First Nations are 18 times more likely to be evacuated due to an emergency event than non‑First Nations.
Geography plays a major role in the provision of emergency services for First Nations, who are often affected by emergency events to a greater extent due to remoteness.
Canada has 114 remote First Nations communities, with some accessible only by air or water.
While most have established and regular access, others have single paved/unpaved roads or winter road access.
Steering Committee on First Nation Home Flood Insurance Needs
On May 18, 2021, Indigenous Services Canada (ISC) and the Assembly of First Nations launched the Steering Committee on First Nation Home Flood Insurance Needs to examine the specific home flood insurance needs of First Nations on reserves.
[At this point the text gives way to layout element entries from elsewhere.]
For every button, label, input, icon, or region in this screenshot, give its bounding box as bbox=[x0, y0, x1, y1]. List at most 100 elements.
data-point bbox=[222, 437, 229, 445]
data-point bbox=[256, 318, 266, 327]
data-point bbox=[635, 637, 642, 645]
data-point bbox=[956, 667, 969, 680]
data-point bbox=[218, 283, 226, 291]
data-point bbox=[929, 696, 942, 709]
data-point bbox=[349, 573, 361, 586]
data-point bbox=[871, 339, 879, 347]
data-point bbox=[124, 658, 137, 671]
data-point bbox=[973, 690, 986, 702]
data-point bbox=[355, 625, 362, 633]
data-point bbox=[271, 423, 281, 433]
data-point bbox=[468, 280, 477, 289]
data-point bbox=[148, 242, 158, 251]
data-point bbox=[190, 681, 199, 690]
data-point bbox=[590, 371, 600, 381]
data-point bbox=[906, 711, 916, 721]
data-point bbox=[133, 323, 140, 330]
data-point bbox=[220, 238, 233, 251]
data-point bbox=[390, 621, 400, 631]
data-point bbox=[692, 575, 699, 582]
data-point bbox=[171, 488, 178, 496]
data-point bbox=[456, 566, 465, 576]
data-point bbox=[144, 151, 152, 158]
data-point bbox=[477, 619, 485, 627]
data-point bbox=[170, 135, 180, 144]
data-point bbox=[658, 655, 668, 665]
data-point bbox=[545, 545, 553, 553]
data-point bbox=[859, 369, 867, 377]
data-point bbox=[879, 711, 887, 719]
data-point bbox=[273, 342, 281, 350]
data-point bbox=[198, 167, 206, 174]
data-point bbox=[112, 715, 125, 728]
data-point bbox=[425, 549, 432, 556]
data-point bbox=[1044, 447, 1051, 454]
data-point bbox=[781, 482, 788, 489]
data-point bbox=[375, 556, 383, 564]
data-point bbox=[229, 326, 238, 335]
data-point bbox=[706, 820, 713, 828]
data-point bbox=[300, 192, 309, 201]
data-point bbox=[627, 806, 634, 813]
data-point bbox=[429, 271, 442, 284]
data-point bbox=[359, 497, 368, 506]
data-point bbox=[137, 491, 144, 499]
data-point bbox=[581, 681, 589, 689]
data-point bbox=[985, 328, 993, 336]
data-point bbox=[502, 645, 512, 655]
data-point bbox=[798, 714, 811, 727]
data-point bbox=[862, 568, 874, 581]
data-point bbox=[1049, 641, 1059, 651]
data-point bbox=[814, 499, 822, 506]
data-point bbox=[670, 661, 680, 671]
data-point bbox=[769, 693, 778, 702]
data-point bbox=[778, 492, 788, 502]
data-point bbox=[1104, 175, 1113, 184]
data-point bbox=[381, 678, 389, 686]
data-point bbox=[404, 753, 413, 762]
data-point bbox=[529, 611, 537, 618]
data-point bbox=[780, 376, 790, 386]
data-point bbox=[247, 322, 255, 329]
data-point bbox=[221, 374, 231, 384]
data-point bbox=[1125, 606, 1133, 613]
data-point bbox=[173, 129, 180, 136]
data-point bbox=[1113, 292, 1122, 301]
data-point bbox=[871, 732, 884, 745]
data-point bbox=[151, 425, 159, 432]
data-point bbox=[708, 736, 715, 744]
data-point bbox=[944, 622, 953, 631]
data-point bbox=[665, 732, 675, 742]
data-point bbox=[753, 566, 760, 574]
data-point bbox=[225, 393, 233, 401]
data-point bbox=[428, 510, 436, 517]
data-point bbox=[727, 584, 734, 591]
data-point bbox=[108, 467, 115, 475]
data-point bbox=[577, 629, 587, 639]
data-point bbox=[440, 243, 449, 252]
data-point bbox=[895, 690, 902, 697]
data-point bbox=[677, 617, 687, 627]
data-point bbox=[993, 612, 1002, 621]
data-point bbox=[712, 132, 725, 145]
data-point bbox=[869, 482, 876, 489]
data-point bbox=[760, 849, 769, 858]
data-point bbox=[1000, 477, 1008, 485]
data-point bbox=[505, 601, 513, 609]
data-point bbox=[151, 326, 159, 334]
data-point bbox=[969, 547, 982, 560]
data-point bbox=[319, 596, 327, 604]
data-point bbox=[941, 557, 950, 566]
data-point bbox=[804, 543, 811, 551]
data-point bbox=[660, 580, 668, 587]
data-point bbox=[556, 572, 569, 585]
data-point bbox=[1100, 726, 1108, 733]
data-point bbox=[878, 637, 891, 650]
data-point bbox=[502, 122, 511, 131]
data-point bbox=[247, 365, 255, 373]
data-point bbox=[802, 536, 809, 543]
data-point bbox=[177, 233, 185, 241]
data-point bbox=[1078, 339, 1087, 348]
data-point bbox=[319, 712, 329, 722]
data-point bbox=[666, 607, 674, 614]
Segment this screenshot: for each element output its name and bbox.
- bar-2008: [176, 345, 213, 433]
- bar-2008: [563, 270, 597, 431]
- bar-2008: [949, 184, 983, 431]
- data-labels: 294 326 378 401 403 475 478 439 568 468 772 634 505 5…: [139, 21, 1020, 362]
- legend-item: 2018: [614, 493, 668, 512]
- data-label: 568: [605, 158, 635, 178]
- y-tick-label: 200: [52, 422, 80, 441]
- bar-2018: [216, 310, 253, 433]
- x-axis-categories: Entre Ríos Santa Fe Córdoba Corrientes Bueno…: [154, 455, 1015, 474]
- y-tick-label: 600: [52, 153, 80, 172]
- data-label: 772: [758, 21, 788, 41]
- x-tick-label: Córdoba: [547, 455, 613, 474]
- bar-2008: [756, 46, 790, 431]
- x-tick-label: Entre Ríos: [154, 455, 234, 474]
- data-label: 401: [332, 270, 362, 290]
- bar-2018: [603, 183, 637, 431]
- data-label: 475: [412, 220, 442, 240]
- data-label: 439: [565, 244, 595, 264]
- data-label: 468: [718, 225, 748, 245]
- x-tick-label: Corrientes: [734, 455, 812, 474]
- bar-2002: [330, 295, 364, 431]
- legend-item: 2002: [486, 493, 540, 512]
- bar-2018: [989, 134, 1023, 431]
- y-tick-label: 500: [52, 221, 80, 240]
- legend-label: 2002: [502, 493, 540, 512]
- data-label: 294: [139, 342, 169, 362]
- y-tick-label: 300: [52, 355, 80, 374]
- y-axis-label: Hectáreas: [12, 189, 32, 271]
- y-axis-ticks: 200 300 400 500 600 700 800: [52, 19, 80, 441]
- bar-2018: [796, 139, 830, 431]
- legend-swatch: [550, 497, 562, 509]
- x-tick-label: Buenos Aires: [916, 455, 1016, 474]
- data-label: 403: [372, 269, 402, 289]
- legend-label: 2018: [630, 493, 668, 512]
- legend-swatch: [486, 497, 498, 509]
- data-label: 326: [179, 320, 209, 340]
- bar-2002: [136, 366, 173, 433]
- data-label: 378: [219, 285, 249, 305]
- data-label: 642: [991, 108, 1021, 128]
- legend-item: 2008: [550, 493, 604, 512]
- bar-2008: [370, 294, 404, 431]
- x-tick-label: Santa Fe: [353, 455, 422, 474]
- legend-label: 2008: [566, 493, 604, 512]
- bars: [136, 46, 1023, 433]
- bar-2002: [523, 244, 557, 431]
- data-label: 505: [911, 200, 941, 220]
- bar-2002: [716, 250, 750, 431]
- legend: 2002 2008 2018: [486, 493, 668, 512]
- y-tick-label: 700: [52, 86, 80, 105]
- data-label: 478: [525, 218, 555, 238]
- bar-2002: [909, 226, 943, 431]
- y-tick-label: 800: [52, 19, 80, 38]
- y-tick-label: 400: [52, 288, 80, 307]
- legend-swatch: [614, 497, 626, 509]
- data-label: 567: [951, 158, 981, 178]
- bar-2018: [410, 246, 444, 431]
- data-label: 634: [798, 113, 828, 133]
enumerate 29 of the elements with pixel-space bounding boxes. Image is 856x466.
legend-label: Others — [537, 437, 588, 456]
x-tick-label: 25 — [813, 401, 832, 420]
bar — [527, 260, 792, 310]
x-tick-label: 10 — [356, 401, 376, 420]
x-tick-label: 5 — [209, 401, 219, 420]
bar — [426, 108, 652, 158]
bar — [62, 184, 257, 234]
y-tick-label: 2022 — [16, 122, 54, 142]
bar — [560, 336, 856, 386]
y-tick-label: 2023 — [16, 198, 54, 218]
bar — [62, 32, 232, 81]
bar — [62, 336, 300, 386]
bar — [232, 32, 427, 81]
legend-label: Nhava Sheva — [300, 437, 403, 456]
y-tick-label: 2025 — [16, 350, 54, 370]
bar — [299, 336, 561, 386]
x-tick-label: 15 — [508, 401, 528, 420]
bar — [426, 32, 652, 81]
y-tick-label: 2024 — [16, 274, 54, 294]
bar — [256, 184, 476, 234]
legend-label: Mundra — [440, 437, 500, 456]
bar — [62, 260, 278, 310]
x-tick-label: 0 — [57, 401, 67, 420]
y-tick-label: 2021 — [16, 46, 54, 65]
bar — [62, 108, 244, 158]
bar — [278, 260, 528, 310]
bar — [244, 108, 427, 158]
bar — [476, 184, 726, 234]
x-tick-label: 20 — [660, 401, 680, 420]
The Steering Committee was the first co-led emergency management initiative between ISC and the Assembly of First Nations. It included representatives from First Nations organizations such as the National Aboriginal Lands Managers Association and the First Nations Housing Professionals Association. Committee members also came from several federal government departments and agencies, Indigenous owned and conventional insurance firms and academia.
Over the year, the committee engaged 71 First Nations across Canada, gathering key information and obtaining First Nations-specific context regarding home flood risk insurance. The final report (PDF Version, 5,14 MB, 42 pages) was presented at the final Steering Committee meeting on June 28, 2022. This work will inform future considerations and potential next steps related to flood insurance options on reserve.
Engaging First Nations from the beginning of the process respects ISC’s mandate to advance First Nations self-determination and self-government.
Indigenous Emergency Management Capabilities Inventory
As part of the ongoing effort to work collaboratively with Indigenous communities, in May 2017, Federal / Provincial / Territorial (FPT) Ministers agreed to work collaboratively with Indigenous representatives to develop an inventory of emergency management capabilities in Indigenous communities across Canada.
The Indigenous Emergency Management Capabilities Inventory is led by Public Safety Canada and the Assembly of First Nations. Public Safety Canada is working closely with Indigenous representatives and communities, other federal departments, provinces/territories, and other emergency management partners to ensure the inventory is culturally sensitive, appropriate, and beneficial to communities. The project was piloted with targeted Indigenous communities in the fall of 2017 and was rolled-out nationally in early 2018.
The resulting Indigenous Emergency Management Capabilities Inventory will be used by the federal government, provincial and territorial governments, and Indigenous communities as a tool to collaboratively focus on the emergency management needs of Indigenous communities across Canada.